Just take a moment to think about your answer.
And the correct answer was D.
It adds extra strength by providing wall-to-wall material.
Well done if you got that right.
Now, manipulation of sheet polymers can alter their strength too.
Corrugation is a technique that involves incorporating a fluted or wavy layer sandwiched between two flat sheets of material to increase its strength and stiffness without adding much weight.
So you can see in the diagram here, you've got that wavy or fluted middle layer, and then the outer layers are flat.
So here's example of corrugated polypropylene, and these can be used for things such as signage and also packaging.
And these have that corrugated fluted, wavy middle layer and those kind of flat outer layers.
You can just about see that there.
You can also see example of corrugated polycarbonate.
And now these can be used for things such as sheet roofing.
Manipulation of sheet polymers can alter their strength too.
So hexagons are a structurally strong shape.
They fit together perfectly without any gaps making them ideal for use in sheet materials.
Hexagons spread load evenly in all directions and they use less material to cover the same area compared to other shapes.
So here's examples of hexagons in use.
Nomex core is a polymer composite with a honeycomb structure, that hexagon pattern, and these are used in aircraft panels in things such as the floor, the walls, and the ceilings for high strength, low weight, and also fire resistance.
Okay, it's gonna be over to you now for the last tasks of today's lesson.
The first thing I'd like you to do is draw a labelled diagram to explain the structure of corrugated polypropylene and how it provides strength.
The second task, I'd like you to explain how ribbing and gussets improves the structural integrity of polymer-based material.
And lastly, I'd like you to give one use for Nomex and explain how its structure is suited for this application.
Okay, it's over to you now.
So pause the video here and good luck with this task.
Let's work through each one of these in turn then.
The first thing I asked you to do was to draw a labelled diagram to explain the structure of corrugated polypropylene and how it provides strength.
So here we've got the diagram.
We've got those outer flat layers and that fluted or wavy middle layer.
And just to explain there, the fluted layer between the flat sheets provides strength and rigidity.
Just compare your answer to the example in front of you and check you've got everything included on there.
The second task, then, I asked you to explain how ribbing and gussets improve the structural integrity of polymer-based materials.
So ribbing adds strength by providing extra material along the walls, preventing bending and warping.
Gussets reinforce corners, strengthening weak joints to prevent cracking.
So just again, compare your answer to the example there.
And lastly, I ask you to give one use for Nomex and explain how its structure is suited for this application.
So the example answer says, "Nomex is used in aircraft panels due to its unique honeycomb structure.
This structure is made up of hexagons that spread load evenly in all directions, providing high strength while keeping the material lightweight." Again, compare your answer.
Have you got the same level of detail?
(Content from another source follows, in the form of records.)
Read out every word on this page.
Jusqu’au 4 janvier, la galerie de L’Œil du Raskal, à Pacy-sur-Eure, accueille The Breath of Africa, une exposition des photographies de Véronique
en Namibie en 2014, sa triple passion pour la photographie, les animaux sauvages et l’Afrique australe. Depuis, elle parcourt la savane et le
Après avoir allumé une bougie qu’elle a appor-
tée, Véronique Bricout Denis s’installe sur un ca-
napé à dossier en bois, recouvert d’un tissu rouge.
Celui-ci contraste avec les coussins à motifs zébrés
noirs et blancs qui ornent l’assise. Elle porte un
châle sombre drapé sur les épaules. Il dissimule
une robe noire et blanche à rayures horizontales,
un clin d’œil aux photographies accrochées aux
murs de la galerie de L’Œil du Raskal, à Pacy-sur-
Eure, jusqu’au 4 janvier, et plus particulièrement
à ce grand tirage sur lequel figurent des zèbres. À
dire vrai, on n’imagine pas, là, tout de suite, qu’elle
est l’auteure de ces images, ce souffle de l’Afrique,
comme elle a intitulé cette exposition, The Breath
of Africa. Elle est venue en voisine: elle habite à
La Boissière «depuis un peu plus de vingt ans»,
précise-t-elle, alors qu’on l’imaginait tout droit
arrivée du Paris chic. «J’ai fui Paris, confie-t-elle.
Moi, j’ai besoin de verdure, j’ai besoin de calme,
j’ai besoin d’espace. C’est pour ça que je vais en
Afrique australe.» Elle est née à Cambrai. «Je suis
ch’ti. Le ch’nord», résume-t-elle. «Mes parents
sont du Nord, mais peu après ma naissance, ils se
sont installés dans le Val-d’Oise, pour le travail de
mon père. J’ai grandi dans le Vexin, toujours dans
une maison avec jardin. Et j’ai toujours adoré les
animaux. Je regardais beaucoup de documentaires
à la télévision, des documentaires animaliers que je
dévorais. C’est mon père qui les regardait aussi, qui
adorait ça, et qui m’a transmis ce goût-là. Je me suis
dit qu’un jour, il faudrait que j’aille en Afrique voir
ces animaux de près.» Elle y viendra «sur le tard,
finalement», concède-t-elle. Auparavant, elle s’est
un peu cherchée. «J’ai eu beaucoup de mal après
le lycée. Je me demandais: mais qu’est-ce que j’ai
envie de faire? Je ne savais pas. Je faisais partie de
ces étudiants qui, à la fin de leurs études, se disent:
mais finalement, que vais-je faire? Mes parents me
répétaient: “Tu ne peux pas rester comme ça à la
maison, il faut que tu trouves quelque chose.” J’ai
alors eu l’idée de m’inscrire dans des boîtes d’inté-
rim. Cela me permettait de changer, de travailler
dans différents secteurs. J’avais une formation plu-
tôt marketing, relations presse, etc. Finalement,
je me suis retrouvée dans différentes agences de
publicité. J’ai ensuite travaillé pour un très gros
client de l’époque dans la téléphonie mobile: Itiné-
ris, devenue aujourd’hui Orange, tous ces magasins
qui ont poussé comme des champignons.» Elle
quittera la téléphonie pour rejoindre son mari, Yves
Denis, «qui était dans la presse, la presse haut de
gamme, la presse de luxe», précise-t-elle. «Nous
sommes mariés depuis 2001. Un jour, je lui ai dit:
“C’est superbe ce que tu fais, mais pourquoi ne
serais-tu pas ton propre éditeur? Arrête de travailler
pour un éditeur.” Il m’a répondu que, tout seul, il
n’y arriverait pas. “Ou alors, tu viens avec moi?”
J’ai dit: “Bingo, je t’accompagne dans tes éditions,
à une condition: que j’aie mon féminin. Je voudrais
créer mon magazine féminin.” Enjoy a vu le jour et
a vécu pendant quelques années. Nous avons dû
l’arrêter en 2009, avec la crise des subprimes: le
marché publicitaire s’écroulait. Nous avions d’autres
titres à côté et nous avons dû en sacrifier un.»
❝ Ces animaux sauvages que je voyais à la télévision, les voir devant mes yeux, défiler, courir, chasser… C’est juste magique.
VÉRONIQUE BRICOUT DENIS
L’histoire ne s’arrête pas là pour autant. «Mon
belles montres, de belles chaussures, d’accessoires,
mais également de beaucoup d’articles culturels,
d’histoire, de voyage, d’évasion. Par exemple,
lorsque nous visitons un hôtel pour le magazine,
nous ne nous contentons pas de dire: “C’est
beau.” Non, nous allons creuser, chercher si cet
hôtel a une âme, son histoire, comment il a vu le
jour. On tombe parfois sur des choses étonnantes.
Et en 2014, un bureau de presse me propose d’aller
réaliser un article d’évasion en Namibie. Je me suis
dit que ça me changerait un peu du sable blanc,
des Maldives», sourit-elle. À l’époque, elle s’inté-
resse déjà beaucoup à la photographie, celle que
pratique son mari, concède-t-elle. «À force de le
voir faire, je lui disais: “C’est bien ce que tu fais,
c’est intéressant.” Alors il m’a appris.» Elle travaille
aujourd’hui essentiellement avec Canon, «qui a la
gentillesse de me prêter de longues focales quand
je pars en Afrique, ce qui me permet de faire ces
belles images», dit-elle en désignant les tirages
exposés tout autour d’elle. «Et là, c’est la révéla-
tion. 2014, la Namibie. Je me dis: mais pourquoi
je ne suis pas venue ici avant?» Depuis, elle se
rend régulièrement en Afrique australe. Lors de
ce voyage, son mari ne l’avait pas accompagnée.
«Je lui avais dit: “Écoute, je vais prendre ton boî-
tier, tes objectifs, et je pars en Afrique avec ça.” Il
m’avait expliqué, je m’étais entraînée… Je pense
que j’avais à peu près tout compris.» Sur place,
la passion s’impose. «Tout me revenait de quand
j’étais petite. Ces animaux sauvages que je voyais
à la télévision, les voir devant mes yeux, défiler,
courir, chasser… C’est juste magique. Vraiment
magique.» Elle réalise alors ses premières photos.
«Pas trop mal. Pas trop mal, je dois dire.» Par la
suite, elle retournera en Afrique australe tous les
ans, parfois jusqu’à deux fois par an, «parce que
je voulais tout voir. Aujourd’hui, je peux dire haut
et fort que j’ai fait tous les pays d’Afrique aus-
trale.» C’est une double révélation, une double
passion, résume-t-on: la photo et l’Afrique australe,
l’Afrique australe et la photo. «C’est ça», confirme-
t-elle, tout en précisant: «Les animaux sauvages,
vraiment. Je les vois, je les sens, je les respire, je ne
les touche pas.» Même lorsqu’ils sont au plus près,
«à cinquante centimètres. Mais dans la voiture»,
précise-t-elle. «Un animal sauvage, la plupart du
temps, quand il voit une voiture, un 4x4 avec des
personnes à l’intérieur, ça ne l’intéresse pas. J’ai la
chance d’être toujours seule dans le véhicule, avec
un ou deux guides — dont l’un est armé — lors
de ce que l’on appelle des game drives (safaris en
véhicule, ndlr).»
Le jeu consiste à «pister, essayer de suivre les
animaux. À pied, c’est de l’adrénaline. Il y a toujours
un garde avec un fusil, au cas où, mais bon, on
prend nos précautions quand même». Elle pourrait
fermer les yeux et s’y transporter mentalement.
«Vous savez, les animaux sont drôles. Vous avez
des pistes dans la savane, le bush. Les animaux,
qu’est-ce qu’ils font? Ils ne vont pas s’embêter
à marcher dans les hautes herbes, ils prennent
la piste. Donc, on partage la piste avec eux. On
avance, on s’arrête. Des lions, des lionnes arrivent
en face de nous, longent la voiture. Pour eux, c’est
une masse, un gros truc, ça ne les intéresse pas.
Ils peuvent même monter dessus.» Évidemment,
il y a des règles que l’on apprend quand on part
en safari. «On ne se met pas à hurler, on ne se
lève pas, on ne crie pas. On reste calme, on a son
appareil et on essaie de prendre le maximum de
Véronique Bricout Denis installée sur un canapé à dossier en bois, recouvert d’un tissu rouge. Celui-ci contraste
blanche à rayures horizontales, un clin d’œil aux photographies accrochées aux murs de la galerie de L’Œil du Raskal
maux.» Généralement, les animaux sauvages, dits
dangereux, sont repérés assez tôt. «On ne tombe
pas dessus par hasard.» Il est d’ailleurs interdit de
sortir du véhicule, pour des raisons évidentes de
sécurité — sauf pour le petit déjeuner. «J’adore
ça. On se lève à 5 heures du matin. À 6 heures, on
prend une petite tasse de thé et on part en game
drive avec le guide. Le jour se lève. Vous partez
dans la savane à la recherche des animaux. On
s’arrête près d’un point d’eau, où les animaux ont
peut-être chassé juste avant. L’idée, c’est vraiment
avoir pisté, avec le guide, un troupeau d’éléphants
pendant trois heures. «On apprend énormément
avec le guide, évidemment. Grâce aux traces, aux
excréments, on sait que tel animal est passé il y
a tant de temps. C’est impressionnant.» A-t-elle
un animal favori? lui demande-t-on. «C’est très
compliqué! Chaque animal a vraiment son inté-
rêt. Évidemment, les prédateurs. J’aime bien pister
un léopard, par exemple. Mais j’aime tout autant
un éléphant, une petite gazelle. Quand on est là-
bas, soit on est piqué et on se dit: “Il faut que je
Have you missed any key points there? Okay, so let's summarise today's lesson.
Today we've been looking at enhancing the properties of polymers.
Now combining materials creates improved properties compared to individual materials alone.
And that is why we combine materials, to improve their properties in some way.
Material properties can be modified with the use of heat and/or additives, and reinforcing techniques can improve a material's structural integrity.
Well done for all of your hard work today.
Thank you so much for joining me, and I will see you soon.